Biden to sign historic same-sex marriage bill at White House
(WASHINGTON) — President Joe Biden on Tuesday afternoon will sign legislation protecting same-sex and interracial marriage.
Biden is hosting a celebration starting at 3:30 p.m. ET on the White House South Lawn with lawmakers and Cabinet members as the Respect for Marriage Act becomes law.
Press secretary Karine Jean-Pierre told reporters on Monday that Biden “will be joined by a bipartisan group of lawmakers as well as advocates and plaintiffs in marriage equality cases across the country.”
“There will be musical guests and performances,” Jean-Pierre said, adding that the president “will also note that there is much more work to be done” and he will repeat his call to pass federal legislation known as the Equality Act to expand civil rights protections for LGBTQ people.
The historic marriage bill passed with bipartisan support in both chambers of Congress after months of negotiation, particularly over provisions related to religion.
The House voted last week 258-169 to send the bill to Biden’s desk after the Senate passed it 61-36. A minority of Republicans joined Democrats in both votes.
Wisconsin Democrat Tammy Baldwin, the first openly gay senator, helped guide the legislation through Congress. Baldwin has said the bill “will protect the hard-fought progress we’ve made on marriage equality.”
It became a priority for Democrats after the Supreme Court’s June decision in Dobbs v. Jackson Women’s Health Organization, in which five conservative justices ruled to overturn Roe v. Wade and the national guarantee to abortion access.
Justice Clarence Thomas, in a concurring opinion, said he believed the court should reconsider other precedents based on similar legal doctrine, including 2015’s Obergefell v. Hodges — which found that the 14th Amendment requires all states to license same-sex marriages.
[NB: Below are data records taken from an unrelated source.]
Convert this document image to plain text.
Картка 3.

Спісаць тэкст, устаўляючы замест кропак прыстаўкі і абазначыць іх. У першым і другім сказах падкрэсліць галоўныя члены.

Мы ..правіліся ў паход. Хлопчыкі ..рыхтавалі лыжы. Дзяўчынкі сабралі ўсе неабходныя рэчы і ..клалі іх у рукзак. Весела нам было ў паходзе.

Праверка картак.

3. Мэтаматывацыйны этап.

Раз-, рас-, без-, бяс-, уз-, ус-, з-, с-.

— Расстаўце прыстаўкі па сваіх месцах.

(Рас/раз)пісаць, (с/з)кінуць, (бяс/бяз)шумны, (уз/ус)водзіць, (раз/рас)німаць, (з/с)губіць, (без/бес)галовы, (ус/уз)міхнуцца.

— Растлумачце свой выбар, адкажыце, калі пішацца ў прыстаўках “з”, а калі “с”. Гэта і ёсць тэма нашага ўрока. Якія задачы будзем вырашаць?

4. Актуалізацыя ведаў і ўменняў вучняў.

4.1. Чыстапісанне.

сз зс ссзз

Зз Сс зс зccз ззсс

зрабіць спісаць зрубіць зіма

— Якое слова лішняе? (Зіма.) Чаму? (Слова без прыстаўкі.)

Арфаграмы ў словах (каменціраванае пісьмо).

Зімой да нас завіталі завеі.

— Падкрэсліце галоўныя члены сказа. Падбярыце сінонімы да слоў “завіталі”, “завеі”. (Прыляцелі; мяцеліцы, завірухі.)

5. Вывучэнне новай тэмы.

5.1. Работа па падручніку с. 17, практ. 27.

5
The Respect for Marriage Act doesn’t include Obergefell’s national requirement but will mandate that individual states recognize same-sex and interracial marriages that were lawfully performed in another state.
Some Republicans who voted for it in Congress noted additional language around protecting religious groups who still object to same-sex marriage.
Critics like Utah Sen. Mike Lee said it didn’t go far enough, however.
Biden celebrated the Respect for Marriage Act’s passage last week, saying then that it will “give peace of mind to millions of LGBTQI+ and interracial couples who are now guaranteed the rights and protections to which they and their children are entitled.”
“After the uncertainty caused by the Supreme Court’s Dobbs decision, Congress has restored a measure of security to millions of marriages and families,” he said in a statement. “They have also provided hope and dignity to millions of young people across this country who can grow up knowing that their government will recognize and respect the families they build.”
Biden has long been outspoken on the issue. In 2012, he famously preempted then-President Barack Obama in publicly supporting same-sex marriage.
“I am absolutely comfortable with the fact that men marrying men, women marrying women and heterosexual men and women marrying one another are entitled to the same exact rights, all the civil rights, all the civil liberties,” Biden said during an interview at the time on NBC’s Meet the Press.
“Who do you love? Who do you love and will you be loyal to the person you love?” Biden said then. “And that’s what people are finding out, what all marriages at their root are about.”
Speaker Nancy Pelosi, D-Calif., was emotional as the bill was passed in the House on Thursday. Pelosi, stepping down from her leadership role in the new Congress, said she was happy that this bill was one of the last she was signing as the top House Democrat.
“At last, we have history in the making,” she said at the bill enrollment ceremony last week. “But not only are we on the right side of history, we’re on the right side of the future, expanding freedom in America.”